In the present project we have studied the tower-looking houses located in the northeastern parts of Lesvos.
The high density of that area is connected with the economic development of the richest classes dwelling in the capital who owned Land there as well. The “Urban class” as it is known, following the arrangements made by the Ottoman Administration (the so called Tanzimat) begins trading in oil and products made from it, acquires land, constructs factories and generally promotes commerce, reaching its highest point during the 19th century. Around the capital and in large orchards, three-storey towers are built where families can spend their holidays in safety. A large number of them within the confines of the town, are the main home of their owners. The architecture of these buildings, with a kind of “introversion” on the first two floors, where there are only a few small openings, proves their fort-like character. This architecture is similar to that of the Medieval defense towers known to Greece and especially the Aegean, where the land of the landowners was protected, something continued by Turks who owned land after 1462.

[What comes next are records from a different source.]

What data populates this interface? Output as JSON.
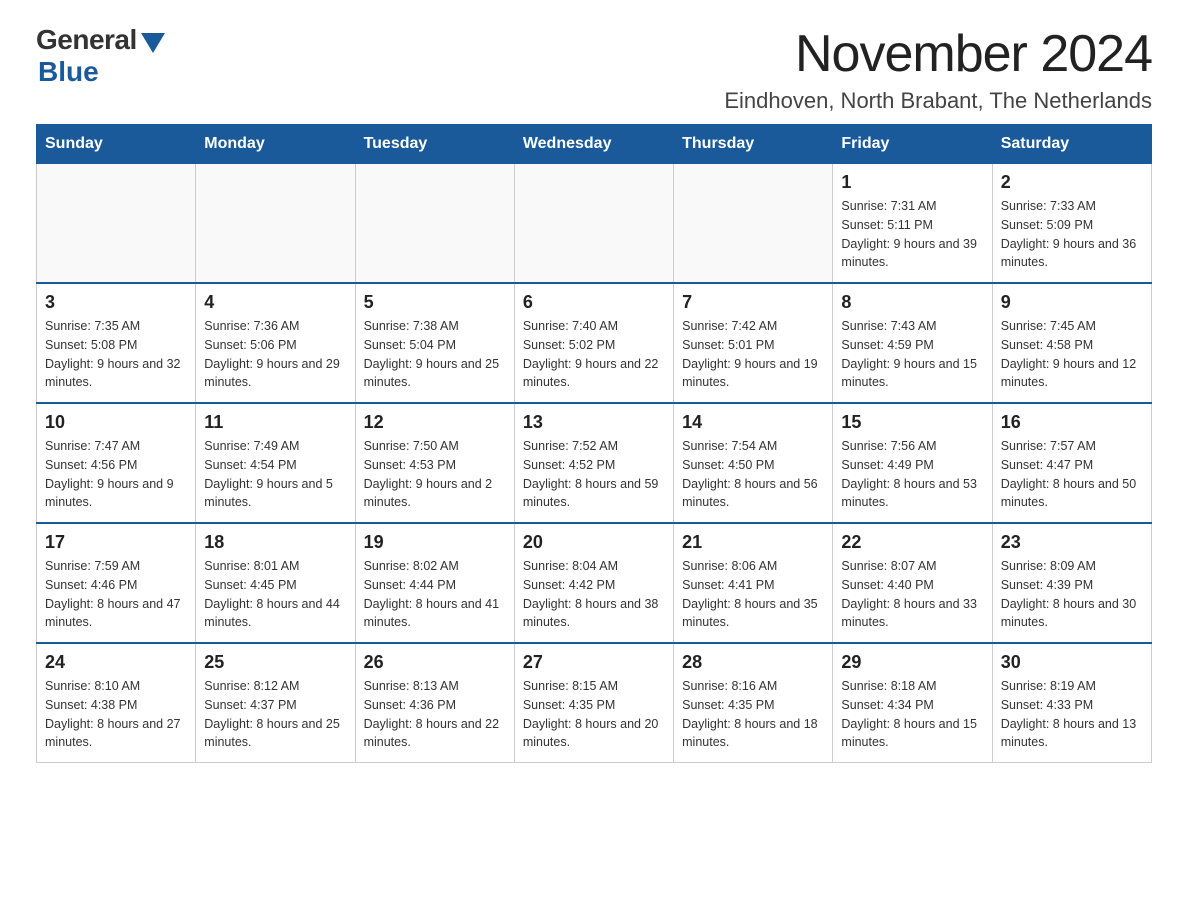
{
  "header": {
    "logo_general": "General",
    "logo_blue": "Blue",
    "title": "November 2024",
    "subtitle": "Eindhoven, North Brabant, The Netherlands"
  },
  "days_of_week": [
    "Sunday",
    "Monday",
    "Tuesday",
    "Wednesday",
    "Thursday",
    "Friday",
    "Saturday"
  ],
  "weeks": [
    [
      {
        "day": "",
        "info": ""
      },
      {
        "day": "",
        "info": ""
      },
      {
        "day": "",
        "info": ""
      },
      {
        "day": "",
        "info": ""
      },
      {
        "day": "",
        "info": ""
      },
      {
        "day": "1",
        "info": "Sunrise: 7:31 AM\nSunset: 5:11 PM\nDaylight: 9 hours and 39 minutes."
      },
      {
        "day": "2",
        "info": "Sunrise: 7:33 AM\nSunset: 5:09 PM\nDaylight: 9 hours and 36 minutes."
      }
    ],
    [
      {
        "day": "3",
        "info": "Sunrise: 7:35 AM\nSunset: 5:08 PM\nDaylight: 9 hours and 32 minutes."
      },
      {
        "day": "4",
        "info": "Sunrise: 7:36 AM\nSunset: 5:06 PM\nDaylight: 9 hours and 29 minutes."
      },
      {
        "day": "5",
        "info": "Sunrise: 7:38 AM\nSunset: 5:04 PM\nDaylight: 9 hours and 25 minutes."
      },
      {
        "day": "6",
        "info": "Sunrise: 7:40 AM\nSunset: 5:02 PM\nDaylight: 9 hours and 22 minutes."
      },
      {
        "day": "7",
        "info": "Sunrise: 7:42 AM\nSunset: 5:01 PM\nDaylight: 9 hours and 19 minutes."
      },
      {
        "day": "8",
        "info": "Sunrise: 7:43 AM\nSunset: 4:59 PM\nDaylight: 9 hours and 15 minutes."
      },
      {
        "day": "9",
        "info": "Sunrise: 7:45 AM\nSunset: 4:58 PM\nDaylight: 9 hours and 12 minutes."
      }
    ],
    [
      {
        "day": "10",
        "info": "Sunrise: 7:47 AM\nSunset: 4:56 PM\nDaylight: 9 hours and 9 minutes."
      },
      {
        "day": "11",
        "info": "Sunrise: 7:49 AM\nSunset: 4:54 PM\nDaylight: 9 hours and 5 minutes."
      },
      {
        "day": "12",
        "info": "Sunrise: 7:50 AM\nSunset: 4:53 PM\nDaylight: 9 hours and 2 minutes."
      },
      {
        "day": "13",
        "info": "Sunrise: 7:52 AM\nSunset: 4:52 PM\nDaylight: 8 hours and 59 minutes."
      },
      {
        "day": "14",
        "info": "Sunrise: 7:54 AM\nSunset: 4:50 PM\nDaylight: 8 hours and 56 minutes."
      },
      {
        "day": "15",
        "info": "Sunrise: 7:56 AM\nSunset: 4:49 PM\nDaylight: 8 hours and 53 minutes."
      },
      {
        "day": "16",
        "info": "Sunrise: 7:57 AM\nSunset: 4:47 PM\nDaylight: 8 hours and 50 minutes."
      }
    ],
    [
      {
        "day": "17",
        "info": "Sunrise: 7:59 AM\nSunset: 4:46 PM\nDaylight: 8 hours and 47 minutes."
      },
      {
        "day": "18",
        "info": "Sunrise: 8:01 AM\nSunset: 4:45 PM\nDaylight: 8 hours and 44 minutes."
      },
      {
        "day": "19",
        "info": "Sunrise: 8:02 AM\nSunset: 4:44 PM\nDaylight: 8 hours and 41 minutes."
      },
      {
        "day": "20",
        "info": "Sunrise: 8:04 AM\nSunset: 4:42 PM\nDaylight: 8 hours and 38 minutes."
      },
      {
        "day": "21",
        "info": "Sunrise: 8:06 AM\nSunset: 4:41 PM\nDaylight: 8 hours and 35 minutes."
      },
      {
        "day": "22",
        "info": "Sunrise: 8:07 AM\nSunset: 4:40 PM\nDaylight: 8 hours and 33 minutes."
      },
      {
        "day": "23",
        "info": "Sunrise: 8:09 AM\nSunset: 4:39 PM\nDaylight: 8 hours and 30 minutes."
      }
    ],
    [
      {
        "day": "24",
        "info": "Sunrise: 8:10 AM\nSunset: 4:38 PM\nDaylight: 8 hours and 27 minutes."
      },
      {
        "day": "25",
        "info": "Sunrise: 8:12 AM\nSunset: 4:37 PM\nDaylight: 8 hours and 25 minutes."
      },
      {
        "day": "26",
        "info": "Sunrise: 8:13 AM\nSunset: 4:36 PM\nDaylight: 8 hours and 22 minutes."
      },
      {
        "day": "27",
        "info": "Sunrise: 8:15 AM\nSunset: 4:35 PM\nDaylight: 8 hours and 20 minutes."
      },
      {
        "day": "28",
        "info": "Sunrise: 8:16 AM\nSunset: 4:35 PM\nDaylight: 8 hours and 18 minutes."
      },
      {
        "day": "29",
        "info": "Sunrise: 8:18 AM\nSunset: 4:34 PM\nDaylight: 8 hours and 15 minutes."
      },
      {
        "day": "30",
        "info": "Sunrise: 8:19 AM\nSunset: 4:33 PM\nDaylight: 8 hours and 13 minutes."
      }
    ]
  ]
}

There are towers in the courtyard of the monasteries as well. On the island, there are two defense towers still standing, one Genoese and another by the church of the Archangel (Taxiarxis) just outside the village of Mandamados. The above mentioned “introversion” is reversed in the 18th century, when conditions in the Aegean change the degree of the threat.
We now have the development of the third floor, a light wooden construction with its projecting parts (sahnicinia). In this way there is an ampler space for more comfortable living conditions of the family.

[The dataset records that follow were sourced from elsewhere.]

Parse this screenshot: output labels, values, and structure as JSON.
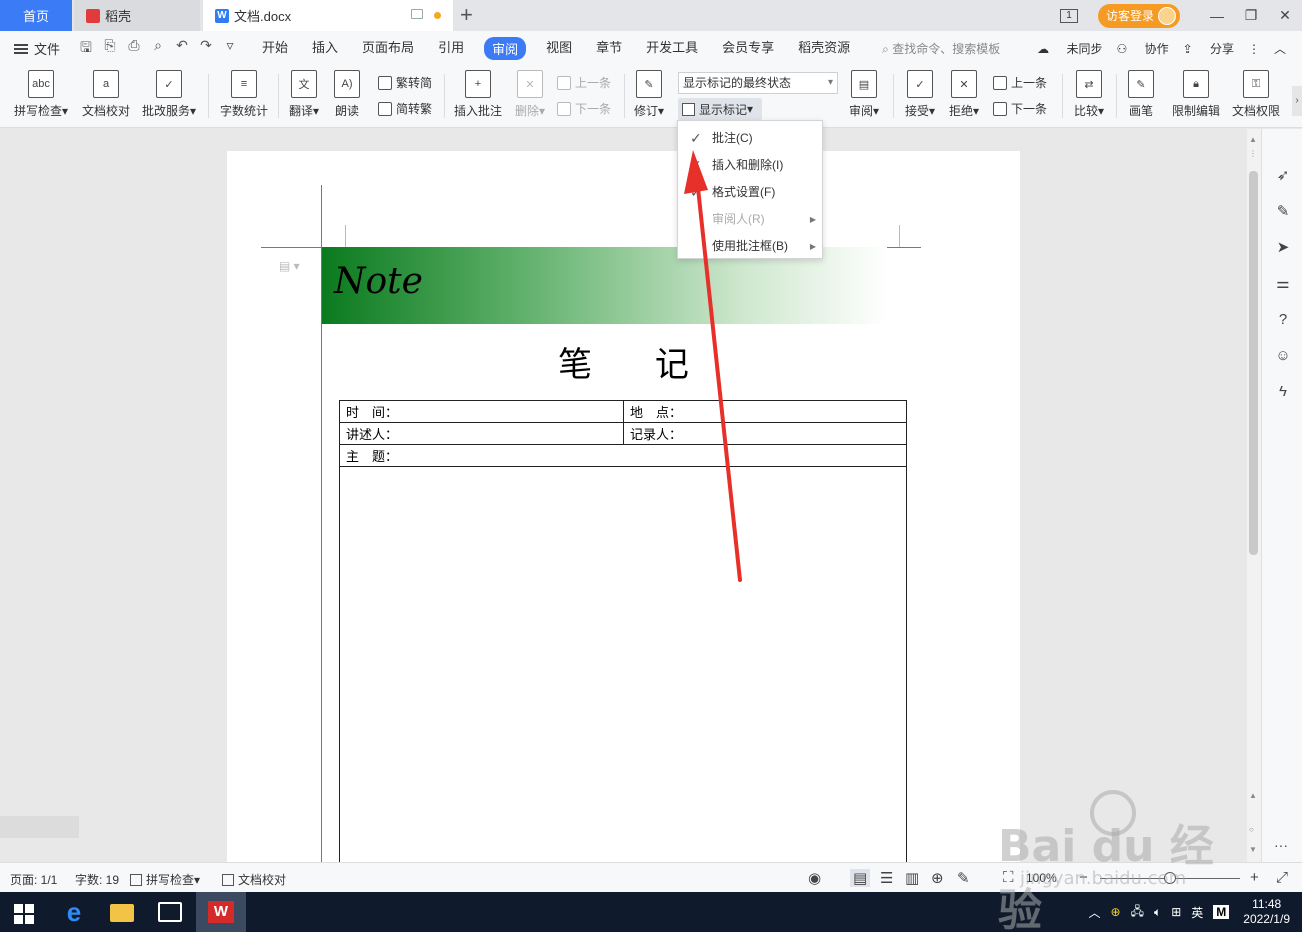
{
  "tabs": {
    "home": "首页",
    "daoke": "稻壳",
    "doc": "文档.docx",
    "add": "+"
  },
  "window": {
    "page_indicator": "1",
    "login": "访客登录",
    "minimize": "—",
    "restore": "❐",
    "close": "✕"
  },
  "menubar": {
    "file": "文件",
    "items": [
      "开始",
      "插入",
      "页面布局",
      "引用",
      "审阅",
      "视图",
      "章节",
      "开发工具",
      "会员专享",
      "稻壳资源"
    ],
    "active": "审阅",
    "search": "查找命令、搜索模板",
    "sync": "未同步",
    "collab": "协作",
    "share": "分享"
  },
  "ribbon": {
    "spell": "拼写检查",
    "proof": "文档校对",
    "correct": "批改服务",
    "wordcount": "字数统计",
    "translate": "翻译",
    "read": "朗读",
    "trad": "繁转简",
    "simp": "简转繁",
    "insert_comment": "插入批注",
    "delete": "删除",
    "prev": "上一条",
    "next": "下一条",
    "revise": "修订",
    "markup_state": "显示标记的最终状态",
    "show_marks": "显示标记",
    "review": "审阅",
    "accept": "接受",
    "reject": "拒绝",
    "prev2": "上一条",
    "next2": "下一条",
    "compare": "比较",
    "pen": "画笔",
    "restrict": "限制编辑",
    "permission": "文档权限"
  },
  "dropdown": {
    "items": [
      {
        "label": "批注(C)",
        "checked": true,
        "disabled": false,
        "submenu": false
      },
      {
        "label": "插入和删除(I)",
        "checked": true,
        "disabled": false,
        "submenu": false
      },
      {
        "label": "格式设置(F)",
        "checked": true,
        "disabled": false,
        "submenu": false
      },
      {
        "label": "审阅人(R)",
        "checked": false,
        "disabled": true,
        "submenu": true
      },
      {
        "label": "使用批注框(B)",
        "checked": false,
        "disabled": false,
        "submenu": true
      }
    ]
  },
  "document": {
    "banner": "Note",
    "title": "笔 记",
    "table": {
      "time": "时　间：",
      "place": "地　点：",
      "speaker": "讲述人：",
      "recorder": "记录人：",
      "topic": "主　题："
    }
  },
  "statusbar": {
    "page": "页面: 1/1",
    "words": "字数: 19",
    "spell": "拼写检查",
    "proof": "文档校对",
    "zoom": "100%"
  },
  "taskbar": {
    "time": "11:48",
    "date": "2022/1/9",
    "ime": "英",
    "m": "M"
  },
  "watermark": {
    "brand": "Bai du 经验",
    "url": "jingyan.baidu.com"
  },
  "colors": {
    "accent": "#3c7bf6",
    "login": "#f59a23",
    "arrow": "#e8302a",
    "banner_start": "#0a7a1e"
  }
}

It is reported that in 1894 there was a great number of towers on the southern and northern parts of the capital as well as on the peninsula of Amali including the two storey little towers (pirgelia).
Studyimg the fourteen of the existing twenty eight towers in the region, we can easily notice the similar way they have been constructed – as far as the arrangement of space is concerned, that is a single space on the first and second floors and three or four rooms on the third- with the structural materials and the general morphology of the buildings. Rock from the island and the coast of Asia Minor forms the rough stonework and the carved stones of the walls and the doorframes of the openings. Also, the wooden parts, like the supporting beams, the “chatmades” and the door and the window frames are made of wood from the island.
A very noticeable thing is the simple structure of the sides with few basic decorations found only on the wooden parts of the third floor with classic-like elements of the 19th century. From the few towers which have been dated and the corresponding morphology of the rest, we can conclude that they were built in the middle of the 19th century with the exception of the stone tower of Nianias, built in the 17th and the tower of Magnisalis built in the 15th century.